Polen – Bei ihrem Treffen am 19. Juli in Warschau hatten die Landwirtschaftsminister Ungarns, Polens, Bulgariens, Rumäniens und der Slowakei die Europäische Kommission nachdrücklich aufgefordert, das Einfuhrverbot für Getreide aus der Ukraine über den 15. September hinaus bis mindestens 31. Dezember zu verlängern. Bisher sind die europäischen Instanzen dem nicht nachgekommen.
Ein Erlass der polnischen Regierung
Daher verabschiedete die polnische Regierung am Dienstag, den 12. September, „einen Erlaß zur [einseitigen] Verlängerung der Präventivmaßnahmen für die Einfuhr bestimmter Waren aus der Ukraine“, falls die Europäische Kommission nicht einlenken sollte. Somit, so der polnische Premierminister Mateusz Morawiecki,
„wenn die Europäische Kommission das Einfuhrverbot für ukrainisches Getreide nach dem 15. September nicht verlängert, wird Polen es selbst verlängern“.
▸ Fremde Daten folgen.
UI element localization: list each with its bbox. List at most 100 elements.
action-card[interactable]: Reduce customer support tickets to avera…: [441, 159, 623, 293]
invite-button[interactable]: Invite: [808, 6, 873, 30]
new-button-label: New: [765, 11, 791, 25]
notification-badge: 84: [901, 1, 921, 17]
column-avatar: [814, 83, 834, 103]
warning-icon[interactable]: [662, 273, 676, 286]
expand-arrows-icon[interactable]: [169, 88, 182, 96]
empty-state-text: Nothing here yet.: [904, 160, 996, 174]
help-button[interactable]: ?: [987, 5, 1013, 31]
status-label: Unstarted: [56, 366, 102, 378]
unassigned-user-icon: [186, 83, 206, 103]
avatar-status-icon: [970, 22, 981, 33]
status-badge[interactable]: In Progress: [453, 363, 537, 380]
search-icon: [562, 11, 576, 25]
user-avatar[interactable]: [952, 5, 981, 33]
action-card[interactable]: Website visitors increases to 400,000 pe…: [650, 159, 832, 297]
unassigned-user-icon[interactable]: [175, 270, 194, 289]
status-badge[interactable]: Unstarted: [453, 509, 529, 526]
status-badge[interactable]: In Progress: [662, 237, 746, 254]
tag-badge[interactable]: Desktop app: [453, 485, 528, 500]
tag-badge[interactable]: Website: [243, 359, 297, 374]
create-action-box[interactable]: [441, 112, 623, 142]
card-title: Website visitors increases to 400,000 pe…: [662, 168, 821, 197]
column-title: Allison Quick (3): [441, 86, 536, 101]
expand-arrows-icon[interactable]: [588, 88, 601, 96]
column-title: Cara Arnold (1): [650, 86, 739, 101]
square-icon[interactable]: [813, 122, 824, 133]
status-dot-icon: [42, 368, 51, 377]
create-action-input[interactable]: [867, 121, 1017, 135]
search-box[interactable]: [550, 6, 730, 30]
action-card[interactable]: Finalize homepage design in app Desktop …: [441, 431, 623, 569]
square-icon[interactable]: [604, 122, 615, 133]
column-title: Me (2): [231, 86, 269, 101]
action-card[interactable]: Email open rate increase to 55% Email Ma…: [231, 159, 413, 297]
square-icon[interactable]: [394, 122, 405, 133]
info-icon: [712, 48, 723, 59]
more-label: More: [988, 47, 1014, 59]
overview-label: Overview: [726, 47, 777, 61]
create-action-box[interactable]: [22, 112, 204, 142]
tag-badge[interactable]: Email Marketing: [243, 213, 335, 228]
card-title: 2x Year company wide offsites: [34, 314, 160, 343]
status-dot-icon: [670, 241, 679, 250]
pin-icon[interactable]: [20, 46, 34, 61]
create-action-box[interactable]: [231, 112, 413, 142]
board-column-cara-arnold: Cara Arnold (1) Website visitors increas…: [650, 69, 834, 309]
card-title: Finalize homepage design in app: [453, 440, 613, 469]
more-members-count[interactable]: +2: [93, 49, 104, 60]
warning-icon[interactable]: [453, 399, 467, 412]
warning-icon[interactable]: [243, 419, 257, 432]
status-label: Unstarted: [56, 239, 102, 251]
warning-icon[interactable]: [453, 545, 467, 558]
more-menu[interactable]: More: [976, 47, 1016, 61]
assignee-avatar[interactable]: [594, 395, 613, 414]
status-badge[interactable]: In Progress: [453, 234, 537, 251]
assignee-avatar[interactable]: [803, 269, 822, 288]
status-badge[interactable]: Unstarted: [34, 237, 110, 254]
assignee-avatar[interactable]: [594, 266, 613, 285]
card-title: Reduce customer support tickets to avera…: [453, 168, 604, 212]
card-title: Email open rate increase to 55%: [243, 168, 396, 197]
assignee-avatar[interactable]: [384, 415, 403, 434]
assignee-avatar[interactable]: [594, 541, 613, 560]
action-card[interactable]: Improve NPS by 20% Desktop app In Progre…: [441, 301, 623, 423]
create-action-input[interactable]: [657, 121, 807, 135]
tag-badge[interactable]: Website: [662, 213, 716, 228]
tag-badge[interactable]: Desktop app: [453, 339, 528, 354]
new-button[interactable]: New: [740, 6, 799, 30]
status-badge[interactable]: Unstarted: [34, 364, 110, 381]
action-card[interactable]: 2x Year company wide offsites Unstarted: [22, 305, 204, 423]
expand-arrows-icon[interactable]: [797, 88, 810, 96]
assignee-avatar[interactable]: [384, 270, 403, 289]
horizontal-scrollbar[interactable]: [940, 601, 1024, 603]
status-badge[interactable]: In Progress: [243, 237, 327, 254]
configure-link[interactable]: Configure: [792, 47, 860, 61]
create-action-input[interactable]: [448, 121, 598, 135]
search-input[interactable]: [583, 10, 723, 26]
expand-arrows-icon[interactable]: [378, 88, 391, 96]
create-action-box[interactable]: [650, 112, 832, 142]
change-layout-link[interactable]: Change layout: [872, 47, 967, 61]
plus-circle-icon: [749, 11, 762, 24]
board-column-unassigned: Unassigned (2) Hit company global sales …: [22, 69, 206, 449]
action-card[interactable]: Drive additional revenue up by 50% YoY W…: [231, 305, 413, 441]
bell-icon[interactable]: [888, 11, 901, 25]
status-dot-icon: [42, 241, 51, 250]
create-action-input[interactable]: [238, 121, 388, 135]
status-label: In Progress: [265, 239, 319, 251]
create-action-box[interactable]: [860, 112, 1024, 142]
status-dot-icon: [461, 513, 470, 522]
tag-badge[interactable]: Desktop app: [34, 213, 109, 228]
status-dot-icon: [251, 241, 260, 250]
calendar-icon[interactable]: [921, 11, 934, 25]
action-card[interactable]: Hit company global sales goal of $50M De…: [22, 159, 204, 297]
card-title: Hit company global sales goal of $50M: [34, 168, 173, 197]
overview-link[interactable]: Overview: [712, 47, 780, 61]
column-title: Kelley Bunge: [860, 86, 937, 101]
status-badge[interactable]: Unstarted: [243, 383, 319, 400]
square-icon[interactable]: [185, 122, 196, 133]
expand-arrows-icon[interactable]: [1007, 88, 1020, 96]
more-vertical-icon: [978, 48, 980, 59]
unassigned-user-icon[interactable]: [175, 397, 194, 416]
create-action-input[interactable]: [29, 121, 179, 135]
Ein Ultimatum an die Europäische Kommission
Der polnische Regierungschef drückte sich sehr deutlich aus:
„Ich habe der Europäischen Kommission ein Ultimatum gestellt.
[Es ist] eine unmissverständliche Forderung: Entweder Sie verlängern das Einfuhrverbot für vier ukrainische Getreidearten […] oder wir verlängern das Verbot selbst, denn
wir können nicht akzeptieren, dass die polnischen Märkte gestört werden“.
„Die Ukrainer sollten das verstehen“
In diesem Zusammenhang entwickelten auch der polnische stellvertretende Ministerpräsident und PiS-Vorsitzende Jarosław Kaczyński die polnische Position: „Wir sind bereit, die Ukraine während des Krieges, während des Wiederaufbaus zu unterstützen, wir wollen an diesem Wiederaufbau teilnehmen, aber gleichzeitig,
müssen wir uns auch an unser Volk erinnern, an unsere Landwirtschaft, an unsere ländlichen Gebiete, […] und ich denke, dass unsere ukrainischen Freunde das verstehen sollten.“
Schließlich stellte der polnische Landwirtschaftsminister Robert Telus klar, dass „der Erlaß [der polnischen Regierung] an die Europäische Kommission gerichtet ist; wenn die Kommission keine Entscheidung trifft, werden wir sicherlich unsere Verordnung einführen, die die Einfuhr – aber nicht die Durchfuhr – von ukrainischem Getreide nach Polen verbietet, wie es bisher der Fall war, bis die Situation der Handelsbeziehungen zwischen Polen und der Ukraine geklärt ist. […] Es gibt keine faktische Grundlage dafür, das [derzeitige] Embargo nicht zu verlängern.“
Die Ukraine will Beschwerde bei der WTO einlegen
Der ukrainische Vize-Wirtschaftsminister Taras Kaschka kündigte seinerseits an, dass
„wenn das Einfuhrverbot aufrechterhalten wird, wird die Ukraine bei der Welthandelsorganisation eine Beschwerde gegen Polen und die Europäische Union einreichen.“
Auch der ukrainische Premierminister Denys Schmyhal reagierte ähnlich auf X (ehemals Twitter): „Im Falle eines Verstoßes gegen das Handelsrecht im Interesse des politischen Populismus vor den Wahlen wird die Ukraine gezwungen sein, sich an das Schiedsgericht der WTO zu wenden, um eine Entschädigung für die Verletzung der GATT-Normen zu erhalten.“
Dieses Kräftemessen zwischen Polen und der Ukraine trübt ein wenig das Bild der Einheit und Brüderlichkeit, das beide Länder seit Beginn der russischen sog. „militärischen Sonderoperation“ in der Ukraine gezeigt haben. Polen, das Präsident Selenskyj auf internationaler Ebene am meisten unterstützt und das größte Aufnahmeland für ukrainische Flüchtlinge in der Europäischen Union ist, wählt im kommenden Monat ein neues Parlament und hätte auf diese Polemik wohl verzichten können.
Da die Wahlen allerdings für die regierende sozialkonservative PiS nicht von vornherein gewonnen sind, deutet alles darauf hin, dass die Behörden in Kiew auf die progressive und europafreundliche Opposition der Bürgerplattform setzen.